Das Fernrohr hat eine Objektiv-Linse von 68 Pariser Linien und 87 Zoll Brennweite. Ausser dem Punkt-Mikrometer ist noch ein genaues Faden-Mikrometer im Rohre angebracht; mit ersterem lassen sich Deklinations-Differenzen bis 28, mit letzterem bis 36 Bogen-Minuten messen. Der Deklinationskreis ist 14 ½ zöllig, der Stundenkreis 12zöllig. - Das Instrument selbst, Rohr sammt Fassung, kostete (laut Rechnung des polytechnischen Institutes vom 26. Oktober 1857) 3730 fl. CM.; die Drehkuppel 1444 fl., die Fracht für selbe 82 fl.; verschiedene Auslagen bei der Aufstellung 120 fl.; also im Ganzen: 5376 fl., nicht gerechnet die Auslagen für die notwendigen baulichen Umänderungen auf der Höhe der Sternwarte.

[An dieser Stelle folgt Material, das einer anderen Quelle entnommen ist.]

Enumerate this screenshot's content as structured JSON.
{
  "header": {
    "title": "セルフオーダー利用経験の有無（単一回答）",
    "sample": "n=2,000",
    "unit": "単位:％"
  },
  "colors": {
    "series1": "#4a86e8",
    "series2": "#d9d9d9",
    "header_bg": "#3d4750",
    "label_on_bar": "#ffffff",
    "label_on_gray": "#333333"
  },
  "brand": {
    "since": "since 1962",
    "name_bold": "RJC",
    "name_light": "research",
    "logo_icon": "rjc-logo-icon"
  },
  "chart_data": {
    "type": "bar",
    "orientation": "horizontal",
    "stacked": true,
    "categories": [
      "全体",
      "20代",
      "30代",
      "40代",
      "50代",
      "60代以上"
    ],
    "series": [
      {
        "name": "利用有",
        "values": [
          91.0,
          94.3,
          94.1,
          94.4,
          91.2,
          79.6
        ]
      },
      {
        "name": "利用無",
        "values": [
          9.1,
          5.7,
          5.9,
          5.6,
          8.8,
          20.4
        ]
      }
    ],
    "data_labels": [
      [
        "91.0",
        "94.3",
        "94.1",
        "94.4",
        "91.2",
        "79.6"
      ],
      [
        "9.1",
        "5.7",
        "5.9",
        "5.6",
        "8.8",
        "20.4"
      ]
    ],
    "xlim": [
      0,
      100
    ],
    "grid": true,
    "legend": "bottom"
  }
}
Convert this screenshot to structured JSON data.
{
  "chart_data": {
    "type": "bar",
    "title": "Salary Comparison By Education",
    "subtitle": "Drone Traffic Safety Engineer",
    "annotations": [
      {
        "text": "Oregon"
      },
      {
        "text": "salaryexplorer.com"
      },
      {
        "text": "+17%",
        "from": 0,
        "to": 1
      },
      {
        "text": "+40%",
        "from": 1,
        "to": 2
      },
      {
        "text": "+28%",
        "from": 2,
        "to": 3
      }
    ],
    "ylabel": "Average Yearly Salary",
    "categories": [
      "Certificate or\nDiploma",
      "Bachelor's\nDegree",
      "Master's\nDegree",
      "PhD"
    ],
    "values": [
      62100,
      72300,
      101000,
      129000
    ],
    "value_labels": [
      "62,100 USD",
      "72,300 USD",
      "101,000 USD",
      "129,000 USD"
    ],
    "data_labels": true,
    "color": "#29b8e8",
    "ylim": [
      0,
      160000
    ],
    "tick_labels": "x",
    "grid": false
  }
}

Mit diesem Instrumente ward dem vieljährigen Zusammenwirken Koller's, Stampfer's und Starke's, aber zugleich der Sternwarte die Krone aufgesetzt, und ihrem Direktor A. Reslhuber "ein bis dahin schwer entbehrtes Mittel geboten, in der beobachtenden Sternkunde gleichen Schritt mit den besten Observatorien halten zu können." (Koller an Reslhuber am 31. Dezember 1855.) Der Tag der vollendeten Aufstellung war ein Freudenfest für unser ganzes Haus, für die Sternwarte der Anfang einer neuen Epoche!

(vgl. Fellöcker, 282-283)



[1] Koller schrieb damals an Reslhuber: "Sie wissen, dass mir Ihre Sternwarte sehr am Herzen liegt, und dass mancher Plan in meinem Kopfe rumort. Wie viel von meinen Wünschen in Erfüllung gehen wird, wird die Zukunft lehren. Gegenwärtig ersuche ich Sie" ....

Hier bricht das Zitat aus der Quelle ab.